While it seems clear that compliance is required going forward, since the Supreme Court found that the relevant DOMA section was always invalid, there may be retroactive claims from employees who were denied benefits in the past or are currently receiving other forms of payment. For example, defined benefit plans are not required to provide pre-retirement or post-retirement death benefits for unmarried participants, so, for example, same-sex widows or widowers might now claim that they should receive retroactive lump sums or survivor annuities.
We do not yet know whether retroactive compliance will be required, or, if it is, how far back to go. We hope that guidance applicable to private employer plans will be issued soon. A memorandum has already been issued by the U.S. Office of Personnel Management giving employees and annuitants under federal government plans 60 days from June 26 (the date of the Supreme Court decision) to make immediate changes to their health plan enrollment and giving all retirees in same-sex marriages two years from June 26 to elect any changes to their federal retirement benefit based on marital status.
There seems to be no clear requirement at this time for private employers to permit employees already in pay status to change the form of payment of their pensions as federal employees will be permitted to do. This, in fact, could be viewed as prohibited under regulations on required minimum distributions. For this kind of retroactive change, a wait-and-see-approach would be the most appropriate at this time.
There does, however, appear to be a clear opportunity to claim refunds of taxes improperly paid in the past. Employees who were taxed on their cafeteria and flexible benefit plan participation may file for refunds, so employers could be required to issue corrected forms W-2. Employers may also wish to file for refunds of FICA paid based on same-sex spouse participation in such plans.
The Canadian Experience
Same-sex marriage all across Canada has been recognized for eight years now and legislation started being amended several years before that to recognize same-sex partnerships, including pension standards legislation. In the wake of the recent U.S. Supreme Court case, Canadian companies with U.S. operations will need to turn their minds to these issues once again.
If the Canadian experience is any indication, we would expect further litigation over effective dates and implementation. For example, the 2007 decision of the Supreme Court of Canada in Canada (Attorney General) v. Hislop considered the constitutionality of the federal legislative response to its 1999 decision striking down the restrictive definition of “spouse” in the Family Law Act (Ontario). In Hislop, certain Canada Pension Plan restrictions on same-sex survivor benefits were found to be unconstitutional. Nevertheless, the Court did not grant full retroactivity of benefits to 1985, when section 15(1) (the equality rights section) of the Charter of Rights and Freedoms came into effect.

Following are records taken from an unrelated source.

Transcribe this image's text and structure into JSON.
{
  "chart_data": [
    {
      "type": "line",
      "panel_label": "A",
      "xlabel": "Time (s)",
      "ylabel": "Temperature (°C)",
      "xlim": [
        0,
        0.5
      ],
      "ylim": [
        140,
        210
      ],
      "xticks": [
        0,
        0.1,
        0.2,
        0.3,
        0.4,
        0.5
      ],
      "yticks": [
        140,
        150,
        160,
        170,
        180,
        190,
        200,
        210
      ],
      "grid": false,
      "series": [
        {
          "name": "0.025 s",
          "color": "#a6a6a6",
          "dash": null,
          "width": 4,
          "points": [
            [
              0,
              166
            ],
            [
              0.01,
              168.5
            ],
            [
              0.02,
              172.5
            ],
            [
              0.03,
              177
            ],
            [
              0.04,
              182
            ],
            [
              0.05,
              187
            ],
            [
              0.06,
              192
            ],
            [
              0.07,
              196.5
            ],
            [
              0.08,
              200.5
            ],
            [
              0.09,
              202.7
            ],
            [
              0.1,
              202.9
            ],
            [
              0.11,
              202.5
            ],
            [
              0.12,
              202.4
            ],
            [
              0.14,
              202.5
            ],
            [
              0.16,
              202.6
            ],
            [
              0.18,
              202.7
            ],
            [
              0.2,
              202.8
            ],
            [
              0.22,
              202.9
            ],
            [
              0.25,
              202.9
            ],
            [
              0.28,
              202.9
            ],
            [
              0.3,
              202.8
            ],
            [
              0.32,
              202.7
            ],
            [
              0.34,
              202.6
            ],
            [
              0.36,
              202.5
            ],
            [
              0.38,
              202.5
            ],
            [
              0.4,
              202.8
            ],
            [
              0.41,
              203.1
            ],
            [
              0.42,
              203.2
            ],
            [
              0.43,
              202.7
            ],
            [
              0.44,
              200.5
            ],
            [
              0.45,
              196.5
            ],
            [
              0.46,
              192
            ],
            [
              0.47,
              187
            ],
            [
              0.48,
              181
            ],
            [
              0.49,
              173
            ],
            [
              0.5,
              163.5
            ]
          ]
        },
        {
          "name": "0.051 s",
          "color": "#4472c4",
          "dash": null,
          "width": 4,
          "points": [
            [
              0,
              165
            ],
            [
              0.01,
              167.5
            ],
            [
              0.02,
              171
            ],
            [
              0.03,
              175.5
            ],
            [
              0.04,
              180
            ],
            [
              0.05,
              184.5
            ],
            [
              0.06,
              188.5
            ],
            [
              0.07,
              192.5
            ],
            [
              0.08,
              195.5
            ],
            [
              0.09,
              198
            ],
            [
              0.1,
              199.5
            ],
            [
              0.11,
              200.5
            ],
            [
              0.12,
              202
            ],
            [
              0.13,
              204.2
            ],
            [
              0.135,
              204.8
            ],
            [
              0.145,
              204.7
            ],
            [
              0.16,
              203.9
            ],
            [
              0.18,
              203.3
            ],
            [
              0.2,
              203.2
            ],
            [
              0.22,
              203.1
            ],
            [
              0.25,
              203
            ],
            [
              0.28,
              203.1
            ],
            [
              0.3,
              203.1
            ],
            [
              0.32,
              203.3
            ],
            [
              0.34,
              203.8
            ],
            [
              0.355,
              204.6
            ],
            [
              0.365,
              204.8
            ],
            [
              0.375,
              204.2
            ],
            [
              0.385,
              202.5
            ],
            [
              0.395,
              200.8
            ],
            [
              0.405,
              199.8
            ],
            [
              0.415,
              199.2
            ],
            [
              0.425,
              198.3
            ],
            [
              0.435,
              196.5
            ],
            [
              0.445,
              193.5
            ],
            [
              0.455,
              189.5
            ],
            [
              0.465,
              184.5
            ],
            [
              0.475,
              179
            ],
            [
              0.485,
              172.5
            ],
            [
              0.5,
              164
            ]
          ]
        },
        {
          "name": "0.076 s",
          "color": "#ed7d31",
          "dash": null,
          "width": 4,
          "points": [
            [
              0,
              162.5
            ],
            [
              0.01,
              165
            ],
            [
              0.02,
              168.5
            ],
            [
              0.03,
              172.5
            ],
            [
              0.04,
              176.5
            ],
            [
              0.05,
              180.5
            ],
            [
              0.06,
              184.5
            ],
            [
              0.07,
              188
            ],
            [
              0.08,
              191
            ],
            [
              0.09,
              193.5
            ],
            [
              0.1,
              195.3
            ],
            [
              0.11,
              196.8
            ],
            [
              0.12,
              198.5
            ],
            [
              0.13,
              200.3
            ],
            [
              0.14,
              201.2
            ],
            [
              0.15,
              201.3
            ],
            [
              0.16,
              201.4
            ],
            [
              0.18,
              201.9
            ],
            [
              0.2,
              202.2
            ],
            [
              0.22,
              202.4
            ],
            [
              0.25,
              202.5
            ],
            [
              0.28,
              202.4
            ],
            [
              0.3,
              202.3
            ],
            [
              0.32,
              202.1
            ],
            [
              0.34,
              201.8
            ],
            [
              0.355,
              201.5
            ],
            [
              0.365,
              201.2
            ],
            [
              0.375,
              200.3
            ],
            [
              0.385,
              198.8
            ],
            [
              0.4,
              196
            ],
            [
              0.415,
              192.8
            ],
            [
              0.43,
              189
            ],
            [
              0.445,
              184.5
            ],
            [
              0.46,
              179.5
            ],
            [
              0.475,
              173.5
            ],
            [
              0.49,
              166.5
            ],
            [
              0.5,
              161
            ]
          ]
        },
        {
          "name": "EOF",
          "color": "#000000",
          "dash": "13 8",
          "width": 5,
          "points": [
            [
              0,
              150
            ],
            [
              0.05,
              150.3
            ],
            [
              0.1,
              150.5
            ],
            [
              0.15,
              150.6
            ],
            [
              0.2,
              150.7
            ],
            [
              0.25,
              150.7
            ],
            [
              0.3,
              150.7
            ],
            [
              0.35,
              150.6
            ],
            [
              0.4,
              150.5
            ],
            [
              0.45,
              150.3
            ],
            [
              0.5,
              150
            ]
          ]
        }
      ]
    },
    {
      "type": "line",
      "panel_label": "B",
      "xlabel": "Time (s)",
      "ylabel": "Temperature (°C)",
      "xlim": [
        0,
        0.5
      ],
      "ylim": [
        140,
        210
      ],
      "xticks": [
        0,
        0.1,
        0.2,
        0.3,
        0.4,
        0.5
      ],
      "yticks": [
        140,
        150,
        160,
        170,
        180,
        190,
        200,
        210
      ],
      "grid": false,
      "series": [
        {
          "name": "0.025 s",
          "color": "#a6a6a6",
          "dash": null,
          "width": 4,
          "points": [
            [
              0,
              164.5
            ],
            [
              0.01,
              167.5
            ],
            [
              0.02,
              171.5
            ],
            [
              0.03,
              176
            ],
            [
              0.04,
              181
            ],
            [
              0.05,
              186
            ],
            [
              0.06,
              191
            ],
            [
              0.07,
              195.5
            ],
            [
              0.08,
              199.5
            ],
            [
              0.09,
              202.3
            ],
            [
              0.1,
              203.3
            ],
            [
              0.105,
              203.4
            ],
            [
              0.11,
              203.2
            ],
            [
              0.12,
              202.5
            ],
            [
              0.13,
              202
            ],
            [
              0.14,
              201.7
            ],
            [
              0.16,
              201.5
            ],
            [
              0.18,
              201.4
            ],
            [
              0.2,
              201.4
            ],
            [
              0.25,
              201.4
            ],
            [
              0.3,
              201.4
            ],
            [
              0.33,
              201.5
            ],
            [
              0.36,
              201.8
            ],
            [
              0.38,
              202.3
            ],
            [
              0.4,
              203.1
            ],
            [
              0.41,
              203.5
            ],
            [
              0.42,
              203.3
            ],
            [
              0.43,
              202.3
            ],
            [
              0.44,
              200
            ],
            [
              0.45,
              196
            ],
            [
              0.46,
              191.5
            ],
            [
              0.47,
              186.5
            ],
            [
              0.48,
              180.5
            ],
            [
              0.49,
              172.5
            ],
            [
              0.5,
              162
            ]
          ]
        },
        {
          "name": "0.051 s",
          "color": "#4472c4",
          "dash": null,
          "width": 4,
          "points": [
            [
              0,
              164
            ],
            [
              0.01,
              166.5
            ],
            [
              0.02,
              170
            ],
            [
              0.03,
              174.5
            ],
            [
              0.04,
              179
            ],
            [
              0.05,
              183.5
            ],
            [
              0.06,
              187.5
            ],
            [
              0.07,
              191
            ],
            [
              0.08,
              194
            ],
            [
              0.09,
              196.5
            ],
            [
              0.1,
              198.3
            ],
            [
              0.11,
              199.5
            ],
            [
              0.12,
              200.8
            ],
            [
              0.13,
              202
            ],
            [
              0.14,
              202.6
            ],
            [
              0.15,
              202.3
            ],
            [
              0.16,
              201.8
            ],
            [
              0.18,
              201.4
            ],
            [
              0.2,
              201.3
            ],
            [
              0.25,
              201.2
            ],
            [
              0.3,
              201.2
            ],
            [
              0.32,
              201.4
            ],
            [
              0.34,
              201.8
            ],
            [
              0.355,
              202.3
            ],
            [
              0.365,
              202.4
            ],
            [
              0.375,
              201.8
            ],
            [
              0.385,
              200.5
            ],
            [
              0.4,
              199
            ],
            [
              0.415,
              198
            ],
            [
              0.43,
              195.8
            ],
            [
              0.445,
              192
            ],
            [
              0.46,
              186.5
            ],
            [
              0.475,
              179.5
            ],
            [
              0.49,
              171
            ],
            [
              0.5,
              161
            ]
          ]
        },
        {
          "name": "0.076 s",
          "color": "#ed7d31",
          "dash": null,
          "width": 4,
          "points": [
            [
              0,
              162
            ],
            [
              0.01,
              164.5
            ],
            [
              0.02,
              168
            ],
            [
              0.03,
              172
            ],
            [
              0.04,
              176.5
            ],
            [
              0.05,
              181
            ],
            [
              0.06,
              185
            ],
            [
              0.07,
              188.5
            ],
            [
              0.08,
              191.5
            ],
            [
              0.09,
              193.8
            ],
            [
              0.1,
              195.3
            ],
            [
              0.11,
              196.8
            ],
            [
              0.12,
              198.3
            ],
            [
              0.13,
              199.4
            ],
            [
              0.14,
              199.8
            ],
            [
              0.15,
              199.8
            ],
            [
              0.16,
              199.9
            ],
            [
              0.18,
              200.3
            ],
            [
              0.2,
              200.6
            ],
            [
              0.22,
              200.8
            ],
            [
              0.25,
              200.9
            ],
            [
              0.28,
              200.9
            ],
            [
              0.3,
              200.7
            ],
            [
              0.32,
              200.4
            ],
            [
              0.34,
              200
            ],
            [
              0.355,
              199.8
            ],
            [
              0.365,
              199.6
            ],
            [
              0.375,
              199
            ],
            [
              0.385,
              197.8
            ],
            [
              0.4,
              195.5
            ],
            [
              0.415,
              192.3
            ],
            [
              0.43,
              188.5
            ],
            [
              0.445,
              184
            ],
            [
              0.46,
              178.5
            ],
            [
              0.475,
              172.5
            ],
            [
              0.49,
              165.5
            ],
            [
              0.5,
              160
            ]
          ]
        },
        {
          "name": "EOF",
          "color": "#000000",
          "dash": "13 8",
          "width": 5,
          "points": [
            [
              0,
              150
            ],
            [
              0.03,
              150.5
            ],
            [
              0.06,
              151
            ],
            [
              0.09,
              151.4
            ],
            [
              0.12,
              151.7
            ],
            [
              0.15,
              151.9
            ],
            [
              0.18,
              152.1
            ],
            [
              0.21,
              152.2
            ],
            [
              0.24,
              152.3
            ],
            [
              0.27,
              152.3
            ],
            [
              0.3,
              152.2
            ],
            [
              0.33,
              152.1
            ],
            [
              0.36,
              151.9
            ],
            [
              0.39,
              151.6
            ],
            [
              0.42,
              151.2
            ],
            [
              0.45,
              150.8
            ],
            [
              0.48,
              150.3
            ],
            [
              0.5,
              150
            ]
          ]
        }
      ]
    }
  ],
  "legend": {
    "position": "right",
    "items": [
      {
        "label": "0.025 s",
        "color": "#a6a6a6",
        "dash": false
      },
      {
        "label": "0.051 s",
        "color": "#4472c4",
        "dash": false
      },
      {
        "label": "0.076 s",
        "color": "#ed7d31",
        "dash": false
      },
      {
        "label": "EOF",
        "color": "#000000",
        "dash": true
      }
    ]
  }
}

Given the number of open questions and the speed with which the federal government is moving to change its own benefits, compliance guidance for private employers is sorely needed. A threshold issue of major importance is whether to look at the law of the state in which the couple lives or the state or country in which the marriage was performed to determine whether a same-sex marriage is valid. Another threshold issue is when conforming amendments will be required to be adopted. Plan sponsors need to keep abreast of all new authority in this area.
Compliance Action Plan
Plan sponsors also need to coordinate with their legal counsel regarding plan document changes and with their recordkeepers, administrators and payroll providers to correctly implement the compliance practices that they adopt. Finally, they will also need to clearly communicate with employees to notify them of plan changes.